Incêndio na TI Jaraguá: povo Guarani denuncia negligência do poder público

O fogo começou na manhã do domingo, 21, e só foi controlado na madrugada da segunda. Foto: Felipe Beltrame

Por Aleandro Silva, Amanda Signori e Rafael Martins, do Regional Sul do Cimi.

Na manhã do último domingo, 21, um incêndio atingiu parte da Terra Indígena Jaraguá, na zona oeste de São Paulo. Sem a devida assistência do Estado, coube aos xondaros e xondarias (guerreiros e guerreiras do povo Guarani), o trabalho para conter as chamas que queimaram parte do cemitério Guarani na aldeia Tekoha Itakupe, uma das seis que existem na TI Jaraguá. Nessa aldeia, além de atingir parte do cemitério, o fogo queimou a vegetação nos arredores da nascente, de onde a comunidade canaliza água para as casas da aldeia. Com a tubulação e mangueiras queimadas, o abastecimento foi interrompendo.

As lideranças afirmam que por volta das 11h iniciaram o combate dos focos de incêndio no território. Conhecendo a mata, os xondaros e xondarias, adentraram até o local do incêndio, utilizando galhos de árvores para abafar as chamas. No período da tarde, quatro guardas florestais se somaram aos Guarani no combate às chamas, contudo, ficaram pouco tempo na mata e foram embora.

Identificando a gravidade da situação, a comunidade realizou diversas ligações para o corpo de bombeiros. Solicitaram também, aos parceiros e apoiadores, por meio das redes sociais, fazendo um apelo para que denunciassem a ocorrência e a demora do poder público. Algumas lideranças, solicitaram a parlamentares e autoridades que entrassem em contato com o corpo de bombeiros e o secretário estadual de segurança, com o intuito de solicitar um helicóptero que pudesse ajudar no combate aos focos de incêndio. Essa era a única alternativa para conter o fogo, devido ao difícil acesso as áreas que estavam incendiadas na floresta densa.

“Os bombeiros informaram que não conseguiriam acessar os pontos onde estavam os focos do incêndio”

O fogo destruiu parte da biodiversidade da TI, também comprometeu o acesso a água da comunidade. Foto: Regional Sul do Cimi

Ao chegarem no local, os bombeiros informaram que não conseguiriam acessar os pontos onde estavam os focos do incêndio. Argumentaram que os soldados não possuíam preparo técnico para o combate a incêndios florestais. Mesmo sabendo que os Guarani já haviam acessado a mata e apagado as chamas em alguns pontos, insistiram em dizer que não poderiam colaborar por terra, e única alternativa seria utilizar o helicóptero. Vale destacar que nas ligações ao corpo de bombeiros já havia sido relatado a dificuldade de acesso por terra. “Falamos que era necessário a utilização de um helicóptero, pois os focos estavam em áreas de morro e mata fechada, contudo, os atendentes informaram que essa solicitação só poderia ser atendida, após as viaturas de averiguação identificarem a necessidade”, destacam as lideranças do Jaraguá.
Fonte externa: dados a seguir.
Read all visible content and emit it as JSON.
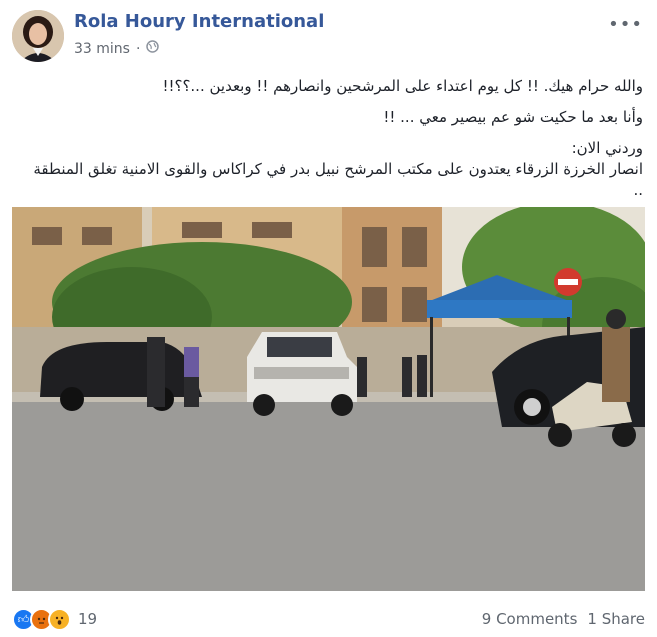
{
  "header": {
    "page_name": "Rola Houry International",
    "timestamp": "33 mins",
    "privacy_icon": "globe-icon",
    "menu_icon": "more-dots-icon"
  },
  "post": {
    "lines": [
      "والله حرام هيك. !! كل يوم اعتداء على المرشحين وانصارهم !! وبعدين ...؟؟!!",
      "وأنا بعد ما حكيت شو عم بيصير معي ... !!",
      "وردني الان:",
      "انصار الخرزة الزرقاء يعتدون على مكتب المرشح نبيل بدر في كراكاس والقوى الامنية تغلق المنطقة .."
    ]
  },
  "reactions": {
    "icons": [
      "like-icon",
      "angry-icon",
      "wow-icon"
    ],
    "count": "19",
    "comments": "9 Comments",
    "shares": "1 Share"
  },
  "colors": {
    "link": "#365899",
    "meta": "#616770",
    "like": "#1877f2",
    "angry": "#e9710f",
    "wow": "#f7b125"
  }
}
Após diversas articulações com parceiros, apoiadores e alguns parlamentares, no final da tarde, um helicóptero da Secretaria de Segurança Pública fui disponibilizado. A aeronave realizou apenas três lançamentos de água em alguns focos próximos as aldeias. Depois, deram prioridade a outros focos que se aproximavam de propriedades residenciais nos arredores da terra Indígena.

Por volta das 20h, uma viatura do corpo de bombeiros, chegou na aldeia Tekoa Itakupe. Conversaram com algumas lideranças, afirmando estarem realizando uma averiguação e reafirmaram que não tinham preparo para adentrar na mata. Após uma discussão com os Guarani, decidiram destacar alguns homens para auxiliar os xondaros e xondarias que permaneciam na mata, combatendo as chamas.
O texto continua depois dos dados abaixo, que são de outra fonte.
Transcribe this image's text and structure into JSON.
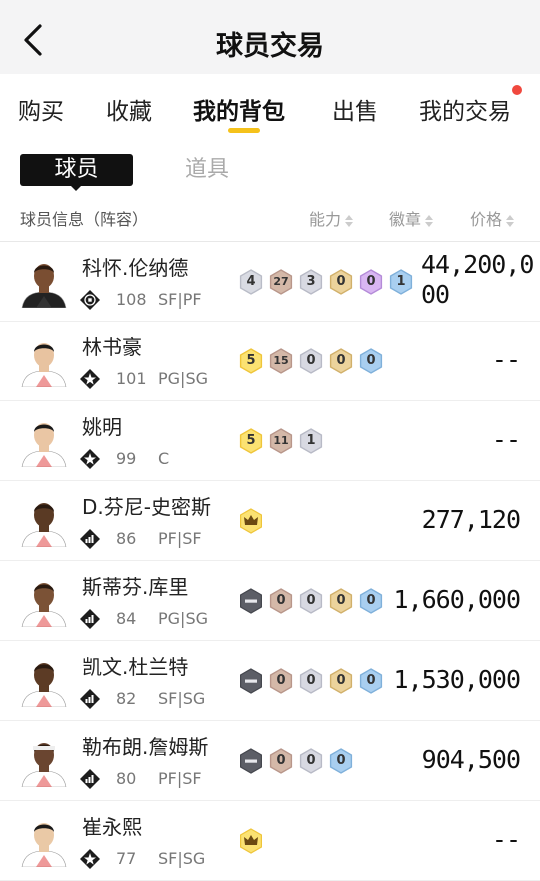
{
  "header": {
    "title": "球员交易"
  },
  "tabs": [
    {
      "label": "购买"
    },
    {
      "label": "收藏"
    },
    {
      "label": "我的背包"
    },
    {
      "label": "出售"
    },
    {
      "label": "我的交易"
    }
  ],
  "subtabs": {
    "active": "球员",
    "inactive": "道具"
  },
  "columns": {
    "info": "球员信息（阵容）",
    "ability": "能力",
    "badge": "徽章",
    "price": "价格"
  },
  "colors": {
    "accent": "#f5c21b",
    "notify": "#f0483e"
  },
  "players": [
    {
      "name": "科怀.伦纳德",
      "rating": "108",
      "pos": "SF|PF",
      "team_icon": "nets-badge-icon",
      "badges": [
        [
          "grey",
          "4"
        ],
        [
          "bronze",
          "27"
        ],
        [
          "silver",
          "3"
        ],
        [
          "gold",
          "0"
        ],
        [
          "purple",
          "0"
        ],
        [
          "blue",
          "1"
        ]
      ],
      "price_l1": "44,200,0",
      "price_l2": "00"
    },
    {
      "name": "林书豪",
      "rating": "101",
      "pos": "PG|SG",
      "team_icon": "star-badge-icon",
      "badges": [
        [
          "yellow",
          "5"
        ],
        [
          "bronze",
          "15"
        ],
        [
          "silver",
          "0"
        ],
        [
          "gold",
          "0"
        ],
        [
          "blue",
          "0"
        ]
      ],
      "price_l1": "--",
      "price_l2": ""
    },
    {
      "name": "姚明",
      "rating": "99",
      "pos": "C",
      "team_icon": "star-badge-icon",
      "badges": [
        [
          "yellow",
          "5"
        ],
        [
          "bronze",
          "11"
        ],
        [
          "silver",
          "1"
        ]
      ],
      "price_l1": "--",
      "price_l2": ""
    },
    {
      "name": "D.芬尼-史密斯",
      "rating": "86",
      "pos": "PF|SF",
      "team_icon": "bars-badge-icon",
      "badges": [
        [
          "crown",
          ""
        ]
      ],
      "price_l1": "277,120",
      "price_l2": ""
    },
    {
      "name": "斯蒂芬.库里",
      "rating": "84",
      "pos": "PG|SG",
      "team_icon": "bars-badge-icon",
      "badges": [
        [
          "minus",
          ""
        ],
        [
          "bronze",
          "0"
        ],
        [
          "silver",
          "0"
        ],
        [
          "gold",
          "0"
        ],
        [
          "blue",
          "0"
        ]
      ],
      "price_l1": "1,660,000",
      "price_l2": ""
    },
    {
      "name": "凯文.杜兰特",
      "rating": "82",
      "pos": "SF|SG",
      "team_icon": "bars-badge-icon",
      "badges": [
        [
          "minus",
          ""
        ],
        [
          "bronze",
          "0"
        ],
        [
          "silver",
          "0"
        ],
        [
          "gold",
          "0"
        ],
        [
          "blue",
          "0"
        ]
      ],
      "price_l1": "1,530,000",
      "price_l2": ""
    },
    {
      "name": "勒布朗.詹姆斯",
      "rating": "80",
      "pos": "PF|SF",
      "team_icon": "bars-badge-icon",
      "badges": [
        [
          "minus",
          ""
        ],
        [
          "bronze",
          "0"
        ],
        [
          "silver",
          "0"
        ],
        [
          "blue",
          "0"
        ]
      ],
      "price_l1": "904,500",
      "price_l2": ""
    },
    {
      "name": "崔永熙",
      "rating": "77",
      "pos": "SF|SG",
      "team_icon": "star-badge-icon",
      "badges": [
        [
          "crown",
          ""
        ]
      ],
      "price_l1": "--",
      "price_l2": ""
    }
  ]
}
Durante a conversa, o representante do corpo de bombeiros se comprometeu a trazer equipamento de proteção individual (EPI’s), e material adequado para apagar o incêndio, contudo, a promessa não foi cumprida. Apenas quatro soldados vieram para auxiliar os guardiões da floresta. Minutos depois de adentrarem a mata, os bombeiros resolveram recuar, afirmando que não estavam com material adequado para se deslocarem na área e não poderiam arriscar suas vidas. Os Guarani seguiram lutando para apagar as chamas com galhos de arvores. O fogo se alastrou novamente, chegando bem próximo a aldeia. Somente por volta meia noite, conseguiram controlar o fogo e retornar ao centro da aldeia.
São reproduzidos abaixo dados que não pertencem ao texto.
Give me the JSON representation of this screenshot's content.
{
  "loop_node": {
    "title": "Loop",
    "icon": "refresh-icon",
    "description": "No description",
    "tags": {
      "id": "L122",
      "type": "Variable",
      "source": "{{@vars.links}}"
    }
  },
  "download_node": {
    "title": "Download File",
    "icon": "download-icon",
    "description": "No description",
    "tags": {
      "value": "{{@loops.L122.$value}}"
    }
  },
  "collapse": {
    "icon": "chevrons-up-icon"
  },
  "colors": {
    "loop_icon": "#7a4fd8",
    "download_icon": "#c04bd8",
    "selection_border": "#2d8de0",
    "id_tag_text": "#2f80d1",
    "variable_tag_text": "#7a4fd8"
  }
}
“O fogo chegou no nosso cemitério, espaço sagrado”

O fogo foi controlado pelos esforços dos xondaros e xondarias, os verdadeiros guardiões e guardiãs da floresta. Fotos: Felipe Beltrame

No dia seguinte, parte da mata ainda estava em chamas, mas o incêndio foi controlado pelos esforços dos Guarani. Os xondaros e xondarias identificaram a morte de muitos animais como tatu, cobras, aves, esquilos, quatis e muito outros, todos carbonizados. “O fogo chegou no nosso cemitério, espaço sagrado. Nós nos machucamos, pois quando o vento mudava o fogo vinha rápido para cima de nós, muito seco, não tem água na região”, afirmou Tiago Karaí Jekupé, liderança da TI.

Por meio das redes sociais, algumas lideranças denunciaram a omissão por parte do poder público, em especial o Governo do Estado de São Paulo, Fundação Florestal, Secretária Estadual do Meio Ambiente e a Fundação Nacional do Índio (FUNAI), que não deram a devida assistência a comunidade e não possuem políticas públicas preventivas em relação a esse tipo de situação, mesmo os incêndios sendo recorrentes na Terra Indígena Jaraguá. “Todos os anos acontecem incêndios nesse período, pois é o período mais seco”, relatam as Guarani.

A TI Jaraguá encontra-se em situação de sobreposição ao Parque Estadual do Jaraguá, que tem sua gestão sob responsabilidade da Fundação Florestal, ligada a Secretaria Estadual de Meio Ambiente.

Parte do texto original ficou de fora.